La transizione digitale e la rete dei sogni

- di: Andrea Colucci
 
Se la rete TIM tornasse sotto il controllo dello Stato sarebbe una bellissima notizia. Parlare di controllo non è tecnicamente esatto, ma a valle della decisione di acquisire una quota di minoranza di Netco – società che dovrebbe nascere dallo spin-off dell’infrastruttura di rete di TIM- presa nell’ultimo Consiglio dei ministri, il Governo si garantirebbe il coordinamento strategico della neonata azienda e deterrebbe i poteri di veto su operazioni straordinarie riguardanti un’impresa di interesse nazionale. Nei fatti, aldilà dei tecnicismi, si può dire che la più grande infrastruttura di telecomunicazioni del Paese tornerebbe sotto il controllo dello Stato.

Così, quattordici anni e 20 miliardi di indebitamento netto dopo (n.d.r. Indebitamento finanziario netto after lease al 31-12-2022), verrebbe data giustizia ad una azienda, un vero campione nazionale, che, alla fine degli anni 90’, ebbe la sfortuna di essere travolta dalla scellerata OPA dei “capitani coraggiosi” e di non trovare nemmeno un baluardo, che in nome dell’interesse del Paese, opponesse la resistenza necessaria alla sua salvaguardia. Che dire, meglio una giustizia tardiva, che perseverare nella lenta agonia alla quale abbiamo assistito in questi ultimi anni. Giustizia per un’azienda e per migliaia e migliaia di dipendenti che nel tempo hanno visto seppellire sotto una montagna di debiti quella che era un fiore all’occhiello dell’industria italiana la cui supremazia nell’innovazione e il cui know-how tecnologico erano riconosciuti e richiesti in Europa e nel mondo.

Tanto per fare un momento di memoria comune, la montagna di debiti fu determinata da quella disgraziata OPA, che spacciata e assecondata come un’operazione di mercato, altro non fu che una speculazione finanziaria di breve termine, basata su strumenti, come il leveraged buyout (n.d.r. acquisizione attraverso l’indebitamento della società acquisita) che erano stati di moda negli Stati Uniti negli anni 80’ con effetti disastrosi sui mercati. Sarebbe una bellissima notizia apprendere con certezza che le telecomunicazioni e più in generale il digitale tornano a far parte dei settori da salvaguardare a livello nazionale, così come è accaduto per ENI ed Enel – tanto per fare due nomi illustri- miracolosamente scampate alla tempesta delle privatizzazioni. Il Governo sta facendo la sua parte, con una determinazione che nessuno degli esecutivi precedenti ha mai osato, ma TIM è un’azienda privata, quotata in borsa, con azionisti internazionali e quindi soggetta alle regole e alle leggi che governano il mercato dei capitali. Bisognerà conciliare i tanti interessi in gioco, soprattutto quelli del socio d’oltralpe Vivendi, che negli anni ha visto più che dimezzare il valore della sua partecipazione e che al giusto prezzo forse, diciamo forse, sarebbe ben lieta di rientrare dell’investimento e guardare ad operazioni più “core”. In questo senso la moral suasion che il MEF e la Presidente del Consiglio in prima persona dovranno esercitare sarà fondamentale per la riuscita dell’operazione.
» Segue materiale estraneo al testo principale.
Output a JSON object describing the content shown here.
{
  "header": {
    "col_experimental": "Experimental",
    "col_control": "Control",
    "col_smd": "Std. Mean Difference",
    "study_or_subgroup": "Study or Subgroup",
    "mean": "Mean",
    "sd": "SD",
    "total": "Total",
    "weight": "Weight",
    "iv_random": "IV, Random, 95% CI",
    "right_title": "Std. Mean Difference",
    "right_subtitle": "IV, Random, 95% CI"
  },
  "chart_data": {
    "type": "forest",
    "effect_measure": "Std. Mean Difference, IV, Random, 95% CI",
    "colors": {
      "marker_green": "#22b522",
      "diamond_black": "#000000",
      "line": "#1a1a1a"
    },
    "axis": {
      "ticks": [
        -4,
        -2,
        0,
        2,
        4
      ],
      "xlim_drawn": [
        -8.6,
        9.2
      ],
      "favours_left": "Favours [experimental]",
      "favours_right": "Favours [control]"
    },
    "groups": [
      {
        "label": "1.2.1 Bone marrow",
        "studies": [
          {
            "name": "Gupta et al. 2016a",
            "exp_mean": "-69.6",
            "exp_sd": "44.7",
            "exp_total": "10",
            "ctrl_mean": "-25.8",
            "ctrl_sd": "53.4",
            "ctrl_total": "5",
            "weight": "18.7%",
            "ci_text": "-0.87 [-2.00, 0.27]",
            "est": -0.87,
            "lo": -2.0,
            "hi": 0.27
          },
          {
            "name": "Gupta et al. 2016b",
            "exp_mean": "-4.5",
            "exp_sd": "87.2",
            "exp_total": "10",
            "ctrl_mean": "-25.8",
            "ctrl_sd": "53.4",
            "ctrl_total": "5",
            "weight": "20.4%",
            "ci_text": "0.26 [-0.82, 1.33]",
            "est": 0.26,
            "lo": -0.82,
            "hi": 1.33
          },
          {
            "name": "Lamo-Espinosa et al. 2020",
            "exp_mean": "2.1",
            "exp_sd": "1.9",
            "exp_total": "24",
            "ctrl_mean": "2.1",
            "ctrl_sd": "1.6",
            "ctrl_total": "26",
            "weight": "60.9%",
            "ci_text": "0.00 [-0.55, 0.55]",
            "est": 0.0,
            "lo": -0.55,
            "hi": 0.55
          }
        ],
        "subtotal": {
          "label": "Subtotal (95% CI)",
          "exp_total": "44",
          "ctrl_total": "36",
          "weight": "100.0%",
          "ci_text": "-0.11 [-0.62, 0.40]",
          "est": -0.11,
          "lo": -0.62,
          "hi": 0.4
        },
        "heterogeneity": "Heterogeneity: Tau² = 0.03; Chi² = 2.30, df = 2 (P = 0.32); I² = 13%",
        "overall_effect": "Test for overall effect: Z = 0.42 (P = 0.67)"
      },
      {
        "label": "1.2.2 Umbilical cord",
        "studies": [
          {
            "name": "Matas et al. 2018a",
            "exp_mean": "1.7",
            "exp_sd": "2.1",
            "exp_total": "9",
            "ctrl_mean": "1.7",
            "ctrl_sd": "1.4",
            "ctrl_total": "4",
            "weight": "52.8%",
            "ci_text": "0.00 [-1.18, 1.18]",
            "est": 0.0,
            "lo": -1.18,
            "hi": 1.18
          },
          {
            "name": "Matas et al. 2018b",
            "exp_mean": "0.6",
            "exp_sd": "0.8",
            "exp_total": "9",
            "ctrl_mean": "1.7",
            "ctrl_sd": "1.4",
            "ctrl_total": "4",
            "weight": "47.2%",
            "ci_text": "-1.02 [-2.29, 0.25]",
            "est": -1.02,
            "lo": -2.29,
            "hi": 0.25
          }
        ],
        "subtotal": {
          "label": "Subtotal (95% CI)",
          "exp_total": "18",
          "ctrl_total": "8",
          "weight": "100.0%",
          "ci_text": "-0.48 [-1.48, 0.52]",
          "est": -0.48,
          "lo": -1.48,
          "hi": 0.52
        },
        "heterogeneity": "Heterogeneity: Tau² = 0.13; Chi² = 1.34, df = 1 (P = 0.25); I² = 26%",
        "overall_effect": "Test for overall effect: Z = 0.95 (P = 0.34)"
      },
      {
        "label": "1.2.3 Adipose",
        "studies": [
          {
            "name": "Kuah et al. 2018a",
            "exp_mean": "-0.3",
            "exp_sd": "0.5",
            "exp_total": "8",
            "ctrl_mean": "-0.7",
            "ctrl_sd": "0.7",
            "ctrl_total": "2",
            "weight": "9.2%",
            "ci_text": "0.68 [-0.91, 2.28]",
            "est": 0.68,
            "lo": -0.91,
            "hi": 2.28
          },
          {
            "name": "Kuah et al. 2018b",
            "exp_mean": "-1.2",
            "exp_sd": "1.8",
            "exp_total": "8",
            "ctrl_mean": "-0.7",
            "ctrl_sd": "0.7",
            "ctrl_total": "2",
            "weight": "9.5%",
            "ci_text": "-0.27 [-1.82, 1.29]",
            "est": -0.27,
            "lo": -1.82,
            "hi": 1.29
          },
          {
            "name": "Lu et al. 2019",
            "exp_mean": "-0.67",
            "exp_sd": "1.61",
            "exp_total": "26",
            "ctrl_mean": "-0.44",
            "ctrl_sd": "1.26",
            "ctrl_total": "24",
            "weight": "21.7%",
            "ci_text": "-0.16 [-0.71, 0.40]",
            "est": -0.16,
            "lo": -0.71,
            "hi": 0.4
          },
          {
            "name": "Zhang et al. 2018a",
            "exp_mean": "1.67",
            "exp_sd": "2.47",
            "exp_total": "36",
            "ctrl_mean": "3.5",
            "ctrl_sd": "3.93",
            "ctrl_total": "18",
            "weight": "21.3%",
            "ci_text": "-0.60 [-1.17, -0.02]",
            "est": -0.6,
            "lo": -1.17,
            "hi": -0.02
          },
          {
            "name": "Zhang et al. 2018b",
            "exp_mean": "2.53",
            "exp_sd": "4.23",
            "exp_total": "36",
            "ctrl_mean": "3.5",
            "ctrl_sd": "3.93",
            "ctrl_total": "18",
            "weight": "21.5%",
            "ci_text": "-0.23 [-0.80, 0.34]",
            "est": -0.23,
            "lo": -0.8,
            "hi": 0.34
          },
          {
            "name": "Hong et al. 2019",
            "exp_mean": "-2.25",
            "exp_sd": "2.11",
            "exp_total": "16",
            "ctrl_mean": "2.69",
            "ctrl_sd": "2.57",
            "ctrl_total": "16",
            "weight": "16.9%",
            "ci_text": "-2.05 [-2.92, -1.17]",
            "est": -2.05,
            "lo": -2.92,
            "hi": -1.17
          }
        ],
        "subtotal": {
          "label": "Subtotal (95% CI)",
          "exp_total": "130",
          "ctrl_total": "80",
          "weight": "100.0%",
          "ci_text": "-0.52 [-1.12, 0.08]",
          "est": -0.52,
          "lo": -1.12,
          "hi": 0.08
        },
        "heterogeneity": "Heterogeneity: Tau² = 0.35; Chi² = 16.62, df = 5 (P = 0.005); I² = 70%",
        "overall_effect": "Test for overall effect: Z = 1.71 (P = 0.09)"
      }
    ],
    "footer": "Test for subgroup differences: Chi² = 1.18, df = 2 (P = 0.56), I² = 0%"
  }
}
Ci sarà da superare qualche paletto imposto dall’UE, uno di quelli, come ha chiosato Giorgia Meloni al termine dell’ultimo Consiglio dei ministri, “che ha volte difficilmente comprendiamo”, ma l’obiettivo è a portata di mano. Peraltro, il fondo KKR, driver dell’operazione tra gli investitori, conosce bene il settore e partecipa già la rete secondaria di TIM. Se non altro una garanzia di affidabilità e competenza. Certo un punto di grande attenzione sarà quello di comprendere Sparkle nel perimetro dell’operazione, perché aldilà del valore economico il quoziente di strategicità dei circa 600.000 chilometri di cavi sottomarini in fibra su cui transitano dati è altissimo. Ma anche questo aspetto è ben noto e presidiato. Anche qui andranno conciliati gli interessi, ma la sua inclusione è fondamentale.

Allora, sarebbe veramente una bellissima notizia se la transizione digitale dell’Italia – uno dei titoli principali nel palinsesto del rilancio del Paese- passasse anche da una infrastruttura di telecomunicazioni moderna, solida e partecipata dallo Stato.  Non ci resta che attendere fiduciosi la bella notizia, disponibili anche a rinunciare al superlativo.